The biggest example of lack of empathy is the public and media's uncritical acceptance of the Dallas police decision to blow up the shooter instead of talking him into surrendering. From now on anyone trapped in a similar situation can assume police are negotiating in bad faith, have no intention of arresting them, and are just waiting for the opportunity to act as judge, jury and executioner by deploying their latest weapon.

Owen Gray said...

It's interesting, Anon, that terrorists are using the bomb as a weapon of choice -- and so are the police.

Owen Gray said...

Unfortunately, Kirby, the general population view intellectuals as eggheads. Who listens to canaries anyway?

The Mound of Sound said...

Every now and then I find myself wondering if Hedges hasn't gone a bit too far in his conclusions and this is one of those situations. When it comes to Dallas it seems everyone wants a bit of the action from far right to moderate to far left and they all seem awfully hurried to stake out their turf.

Owen Gray said...

I understand your caution, Mound. It's wrong to see every cop as a potential fascist. However, just as at least some Canadians worried that the RCMP had become Stephen Harper's enforcers, what's in the air now is a feeling that the cops are under the thumbs of the movers and shakers.

Steve said...

There are constanst alerts from the tin foil crowd that the goverment has been preparing for mass civil unrest for the last few years. Maybe we all need to put on the foil.

Owen Gray said...

Hedges has more or less been suggesting that, Steve.

Toby said...

There are two things in Hedges' article that strike me: the concept of surplus people and mainstream lack of empathy.

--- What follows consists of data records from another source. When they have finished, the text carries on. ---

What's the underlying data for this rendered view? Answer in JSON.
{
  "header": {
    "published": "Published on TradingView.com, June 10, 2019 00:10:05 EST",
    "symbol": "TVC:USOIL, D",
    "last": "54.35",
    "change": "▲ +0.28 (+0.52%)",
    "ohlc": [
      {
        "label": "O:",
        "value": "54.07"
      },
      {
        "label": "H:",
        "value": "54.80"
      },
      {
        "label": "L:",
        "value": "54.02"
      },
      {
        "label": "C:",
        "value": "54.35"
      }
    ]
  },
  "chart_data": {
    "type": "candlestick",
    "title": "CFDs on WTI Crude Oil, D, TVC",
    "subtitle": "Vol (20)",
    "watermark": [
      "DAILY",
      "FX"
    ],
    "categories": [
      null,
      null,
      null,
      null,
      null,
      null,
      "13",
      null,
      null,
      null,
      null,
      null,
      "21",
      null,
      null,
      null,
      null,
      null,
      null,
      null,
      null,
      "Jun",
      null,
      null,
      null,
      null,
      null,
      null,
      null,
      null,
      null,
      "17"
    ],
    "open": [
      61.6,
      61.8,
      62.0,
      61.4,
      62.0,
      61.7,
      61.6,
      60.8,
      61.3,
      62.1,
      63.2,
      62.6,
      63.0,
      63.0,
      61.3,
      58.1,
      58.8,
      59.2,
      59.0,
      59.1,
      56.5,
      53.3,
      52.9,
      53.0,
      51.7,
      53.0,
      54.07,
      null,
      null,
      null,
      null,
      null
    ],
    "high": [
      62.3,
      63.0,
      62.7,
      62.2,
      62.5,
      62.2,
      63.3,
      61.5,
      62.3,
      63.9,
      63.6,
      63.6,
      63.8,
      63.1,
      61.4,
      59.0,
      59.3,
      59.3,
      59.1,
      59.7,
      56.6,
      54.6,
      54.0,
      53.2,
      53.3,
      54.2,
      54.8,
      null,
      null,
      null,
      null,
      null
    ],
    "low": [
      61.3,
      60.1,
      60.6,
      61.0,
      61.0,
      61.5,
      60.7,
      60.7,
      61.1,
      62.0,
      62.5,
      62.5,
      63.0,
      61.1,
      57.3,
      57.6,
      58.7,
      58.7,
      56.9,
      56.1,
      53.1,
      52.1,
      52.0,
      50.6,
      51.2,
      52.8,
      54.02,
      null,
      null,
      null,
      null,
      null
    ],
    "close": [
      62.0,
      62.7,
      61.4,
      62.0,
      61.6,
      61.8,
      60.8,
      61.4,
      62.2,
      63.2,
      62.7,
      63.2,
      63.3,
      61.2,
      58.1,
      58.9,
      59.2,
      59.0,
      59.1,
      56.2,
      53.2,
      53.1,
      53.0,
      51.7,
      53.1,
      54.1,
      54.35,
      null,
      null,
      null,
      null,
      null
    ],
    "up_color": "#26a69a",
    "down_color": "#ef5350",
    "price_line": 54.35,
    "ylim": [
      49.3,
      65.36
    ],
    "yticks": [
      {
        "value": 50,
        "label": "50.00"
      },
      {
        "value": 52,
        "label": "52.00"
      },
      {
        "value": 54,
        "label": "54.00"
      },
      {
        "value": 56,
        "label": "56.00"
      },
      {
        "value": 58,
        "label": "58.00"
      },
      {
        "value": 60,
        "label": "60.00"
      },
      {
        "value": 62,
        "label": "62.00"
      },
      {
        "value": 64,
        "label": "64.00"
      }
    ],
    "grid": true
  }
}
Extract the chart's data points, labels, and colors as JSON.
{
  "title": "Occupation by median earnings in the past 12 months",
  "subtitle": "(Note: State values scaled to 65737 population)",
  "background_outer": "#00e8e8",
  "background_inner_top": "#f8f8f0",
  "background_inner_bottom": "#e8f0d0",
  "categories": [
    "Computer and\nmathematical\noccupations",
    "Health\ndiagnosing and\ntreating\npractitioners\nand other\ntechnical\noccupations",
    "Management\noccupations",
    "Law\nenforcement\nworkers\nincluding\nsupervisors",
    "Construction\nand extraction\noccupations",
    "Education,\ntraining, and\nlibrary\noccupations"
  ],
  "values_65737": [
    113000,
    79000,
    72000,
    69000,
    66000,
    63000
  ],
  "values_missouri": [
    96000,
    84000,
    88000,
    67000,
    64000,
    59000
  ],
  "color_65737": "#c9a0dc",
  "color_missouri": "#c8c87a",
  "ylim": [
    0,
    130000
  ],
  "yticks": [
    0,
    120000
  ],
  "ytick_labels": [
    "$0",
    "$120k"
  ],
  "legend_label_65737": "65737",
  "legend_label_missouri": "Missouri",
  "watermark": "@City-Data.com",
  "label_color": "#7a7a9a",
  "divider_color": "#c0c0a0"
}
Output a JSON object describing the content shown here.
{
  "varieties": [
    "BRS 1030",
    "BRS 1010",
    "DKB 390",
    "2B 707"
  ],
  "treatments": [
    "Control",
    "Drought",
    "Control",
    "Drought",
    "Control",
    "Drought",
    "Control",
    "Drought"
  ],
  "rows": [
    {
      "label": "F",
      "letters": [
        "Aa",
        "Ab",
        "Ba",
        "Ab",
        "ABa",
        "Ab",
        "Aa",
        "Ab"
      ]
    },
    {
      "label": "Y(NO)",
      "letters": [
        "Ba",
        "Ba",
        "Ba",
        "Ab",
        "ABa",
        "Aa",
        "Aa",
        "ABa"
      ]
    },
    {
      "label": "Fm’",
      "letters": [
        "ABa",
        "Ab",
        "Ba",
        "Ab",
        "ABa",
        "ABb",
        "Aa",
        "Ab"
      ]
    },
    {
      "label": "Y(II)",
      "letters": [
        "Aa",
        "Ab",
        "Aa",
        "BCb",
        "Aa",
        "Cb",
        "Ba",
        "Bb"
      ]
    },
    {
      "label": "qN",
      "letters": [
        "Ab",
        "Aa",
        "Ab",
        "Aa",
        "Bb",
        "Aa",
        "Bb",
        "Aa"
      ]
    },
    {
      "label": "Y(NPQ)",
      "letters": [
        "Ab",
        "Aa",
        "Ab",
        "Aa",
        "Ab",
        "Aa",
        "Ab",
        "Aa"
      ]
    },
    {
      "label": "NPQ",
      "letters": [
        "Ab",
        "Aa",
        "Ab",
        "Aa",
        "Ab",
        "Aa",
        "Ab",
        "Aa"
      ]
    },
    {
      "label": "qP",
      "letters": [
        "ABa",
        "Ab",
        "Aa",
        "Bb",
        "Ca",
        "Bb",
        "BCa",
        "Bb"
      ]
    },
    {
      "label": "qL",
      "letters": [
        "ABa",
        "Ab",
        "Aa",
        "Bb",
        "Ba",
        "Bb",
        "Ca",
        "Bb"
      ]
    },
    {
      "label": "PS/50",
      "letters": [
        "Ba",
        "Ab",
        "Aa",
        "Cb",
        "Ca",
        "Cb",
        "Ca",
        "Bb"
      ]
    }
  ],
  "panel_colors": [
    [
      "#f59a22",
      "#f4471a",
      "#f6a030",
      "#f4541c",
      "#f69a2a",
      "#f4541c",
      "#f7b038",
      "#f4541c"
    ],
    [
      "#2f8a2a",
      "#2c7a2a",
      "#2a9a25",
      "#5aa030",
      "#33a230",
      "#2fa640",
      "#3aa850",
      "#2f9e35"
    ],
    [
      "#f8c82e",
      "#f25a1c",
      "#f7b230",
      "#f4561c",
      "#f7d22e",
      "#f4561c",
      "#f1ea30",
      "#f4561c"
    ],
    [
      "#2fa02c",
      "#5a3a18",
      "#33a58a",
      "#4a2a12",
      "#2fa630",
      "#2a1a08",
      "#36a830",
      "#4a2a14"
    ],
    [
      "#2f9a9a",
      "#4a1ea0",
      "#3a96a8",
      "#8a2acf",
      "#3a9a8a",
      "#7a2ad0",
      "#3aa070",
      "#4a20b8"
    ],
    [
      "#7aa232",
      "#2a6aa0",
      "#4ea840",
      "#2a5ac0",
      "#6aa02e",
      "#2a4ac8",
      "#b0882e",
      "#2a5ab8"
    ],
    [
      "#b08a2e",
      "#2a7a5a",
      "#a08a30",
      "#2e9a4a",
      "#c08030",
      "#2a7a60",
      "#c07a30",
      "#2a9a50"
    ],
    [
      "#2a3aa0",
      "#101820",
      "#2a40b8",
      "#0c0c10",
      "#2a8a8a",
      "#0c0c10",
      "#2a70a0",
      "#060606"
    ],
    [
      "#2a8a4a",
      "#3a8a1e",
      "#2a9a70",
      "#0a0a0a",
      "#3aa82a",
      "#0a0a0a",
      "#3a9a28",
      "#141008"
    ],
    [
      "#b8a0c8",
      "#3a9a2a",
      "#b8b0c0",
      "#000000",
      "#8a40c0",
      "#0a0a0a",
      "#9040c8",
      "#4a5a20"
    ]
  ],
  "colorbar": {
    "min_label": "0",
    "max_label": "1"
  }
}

Every revolution has a substantial component of surplus people. Review the build up to the French Revolution of 1789 for example. There were an awful lot of hungry people. Hungry, surplus people do not cause revolutions; they provide crowd power for omnipresent ideological activists and demagogues. During my lifetime the world's population has tripled; there are millions of hungry, surplus people and no end of ideological activists and demagogues.

Like most people, I lack empathy. Our world has so many crushing problems as to be overwhelming. One can only listen to so many instances of American's shooting each other while rushing out to buy more guns before simply changing the channel. One can only write so many letters to politicians who ignore them before one stops writing. I could go on about this but I think the multitude of problems is by design. The intent is to overwhelm us, to keep us so busy saving babies that we don't have the time or energy to stop the bastard who is throwing them in the river.

Owen Gray said...

The strategy of keeping people busy always works for awhile, Toby. Until people have had enough. That's when the explosion occurs.